No matter what she did or how it happened, I know Rebecca is a good person and if she killed Brent it was because she had no choice. With a fair trial, a well-paid and experienced lawyer can clear her. I will get her out of this if it’s the last thing I do.
My phone is vibrating in my pocket and I wrestle to pull it out before I miss the call. I don’t recognize the number but under these circumstances I answer it, not wanting to miss something that might pertain to Rebecca.
“So is this worse?” I hear Hoyle’s voice on the other end of the line. My hand crunches down on my phone so tightly I hear the case crack slightly.
“You asshole.”
“I’m guessing that’s a yes. I warned the girl. Now, I’m a benevolent man, regardless of what people say about me. You get that company out of here. You get yourself out of here and things go back to how they were. If you do that I’ll have these girls retract their statements and Rebecca will walk free this afternoon.”
“No one is going to believe these two girls, coming out of the woodwork as witnesses all these years later. I’ll have a lawyer here in no time and he’ll crush this case. It’s paper-thin.”

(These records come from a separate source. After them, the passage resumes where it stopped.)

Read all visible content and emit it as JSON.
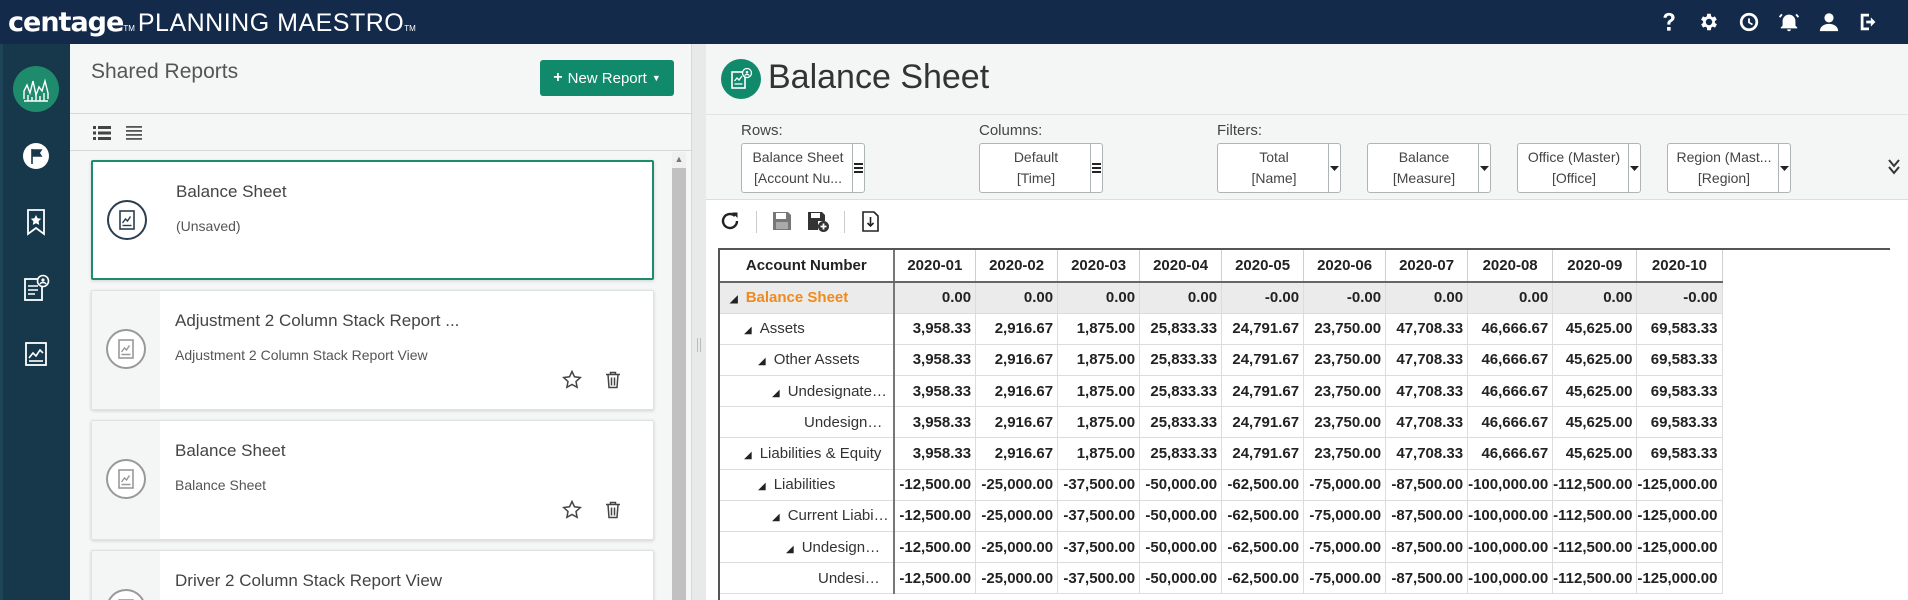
{
  "app": {
    "logo_text": "centage",
    "product_name": "PLANNING MAESTRO",
    "tm": "TM",
    "colors": {
      "topbar": "#142a4b",
      "rail": "#16384a",
      "accent": "#108a6a",
      "root_row_text": "#f08a1c"
    }
  },
  "top_icons": [
    "help-icon",
    "gear-icon",
    "clock-icon",
    "alarm-icon",
    "user-icon",
    "logout-icon"
  ],
  "rail": {
    "items": [
      "avatar-chart-icon",
      "flag-icon",
      "bookmark-star-icon",
      "report-user-icon",
      "report-chart-icon"
    ]
  },
  "reports_panel": {
    "title": "Shared Reports",
    "new_report_label": "New Report",
    "view_modes": [
      "detail-list-icon",
      "compact-list-icon"
    ],
    "cards": [
      {
        "title": "Balance Sheet",
        "subtitle": "(Unsaved)",
        "active": true
      },
      {
        "title": "Adjustment 2 Column Stack Report ...",
        "subtitle": "Adjustment 2 Column Stack Report View",
        "active": false
      },
      {
        "title": "Balance Sheet",
        "subtitle": "Balance Sheet",
        "active": false
      },
      {
        "title": "Driver 2 Column Stack Report View",
        "subtitle": "",
        "active": false
      }
    ]
  },
  "report": {
    "title": "Balance Sheet",
    "rows_label": "Rows:",
    "columns_label": "Columns:",
    "filters_label": "Filters:",
    "rows": {
      "line1": "Balance Sheet",
      "line2": "[Account Nu..."
    },
    "columns": {
      "line1": "Default",
      "line2": "[Time]"
    },
    "filters": [
      {
        "line1": "Total",
        "line2": "[Name]"
      },
      {
        "line1": "Balance",
        "line2": "[Measure]"
      },
      {
        "line1": "Office (Master)",
        "line2": "[Office]"
      },
      {
        "line1": "Region (Mast...",
        "line2": "[Region]"
      }
    ],
    "toolbar": [
      "refresh-icon",
      "save-icon",
      "save-as-icon",
      "export-icon"
    ]
  },
  "grid": {
    "account_header": "Account Number",
    "columns": [
      "2020-01",
      "2020-02",
      "2020-03",
      "2020-04",
      "2020-05",
      "2020-06",
      "2020-07",
      "2020-08",
      "2020-09",
      "2020-10"
    ],
    "rows": [
      {
        "label": "Balance Sheet",
        "level": 0,
        "expanded": true,
        "values": [
          "0.00",
          "0.00",
          "0.00",
          "0.00",
          "-0.00",
          "-0.00",
          "0.00",
          "0.00",
          "0.00",
          "-0.00"
        ]
      },
      {
        "label": "Assets",
        "level": 1,
        "expanded": true,
        "values": [
          "3,958.33",
          "2,916.67",
          "1,875.00",
          "25,833.33",
          "24,791.67",
          "23,750.00",
          "47,708.33",
          "46,666.67",
          "45,625.00",
          "69,583.33"
        ]
      },
      {
        "label": "Other Assets",
        "level": 2,
        "expanded": true,
        "values": [
          "3,958.33",
          "2,916.67",
          "1,875.00",
          "25,833.33",
          "24,791.67",
          "23,750.00",
          "47,708.33",
          "46,666.67",
          "45,625.00",
          "69,583.33"
        ]
      },
      {
        "label": "Undesignate…",
        "level": 3,
        "expanded": true,
        "values": [
          "3,958.33",
          "2,916.67",
          "1,875.00",
          "25,833.33",
          "24,791.67",
          "23,750.00",
          "47,708.33",
          "46,666.67",
          "45,625.00",
          "69,583.33"
        ]
      },
      {
        "label": "Undesign…",
        "level": 4,
        "expanded": null,
        "values": [
          "3,958.33",
          "2,916.67",
          "1,875.00",
          "25,833.33",
          "24,791.67",
          "23,750.00",
          "47,708.33",
          "46,666.67",
          "45,625.00",
          "69,583.33"
        ]
      },
      {
        "label": "Liabilities & Equity",
        "level": 1,
        "expanded": true,
        "values": [
          "3,958.33",
          "2,916.67",
          "1,875.00",
          "25,833.33",
          "24,791.67",
          "23,750.00",
          "47,708.33",
          "46,666.67",
          "45,625.00",
          "69,583.33"
        ]
      },
      {
        "label": "Liabilities",
        "level": 2,
        "expanded": true,
        "values": [
          "-12,500.00",
          "-25,000.00",
          "-37,500.00",
          "-50,000.00",
          "-62,500.00",
          "-75,000.00",
          "-87,500.00",
          "-100,000.00",
          "-112,500.00",
          "-125,000.00"
        ]
      },
      {
        "label": "Current Liabi…",
        "level": 3,
        "expanded": true,
        "values": [
          "-12,500.00",
          "-25,000.00",
          "-37,500.00",
          "-50,000.00",
          "-62,500.00",
          "-75,000.00",
          "-87,500.00",
          "-100,000.00",
          "-112,500.00",
          "-125,000.00"
        ]
      },
      {
        "label": "Undesign…",
        "level": 4,
        "expanded": true,
        "values": [
          "-12,500.00",
          "-25,000.00",
          "-37,500.00",
          "-50,000.00",
          "-62,500.00",
          "-75,000.00",
          "-87,500.00",
          "-100,000.00",
          "-112,500.00",
          "-125,000.00"
        ]
      },
      {
        "label": "Undesi…",
        "level": 5,
        "expanded": null,
        "values": [
          "-12,500.00",
          "-25,000.00",
          "-37,500.00",
          "-50,000.00",
          "-62,500.00",
          "-75,000.00",
          "-87,500.00",
          "-100,000.00",
          "-112,500.00",
          "-125,000.00"
        ]
      }
    ]
  }
}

“The way it stands right now it is, but I have other cards to play. I’ve got enough to keep her in there for a few days. Drag this out.”
“A few days . . . boy oh boy, you don’t have staying power in your old age like you used to.”
“I’m not looking to lock her up for a lifetime. I’m just looking to get her somewhere you can’t protect her. Somewhere I’ve got more people on my team than you do on yours.”
“You better call off your dogs. I swear if anyone hurts her while she’s in there I’ll kill you. I won’t think twice about it.”
“This is your chance to save her, Devin. Are you man enough to back down in order to keep her alive? Or are you really that dead set on destroying me? You can’t be that selfish.”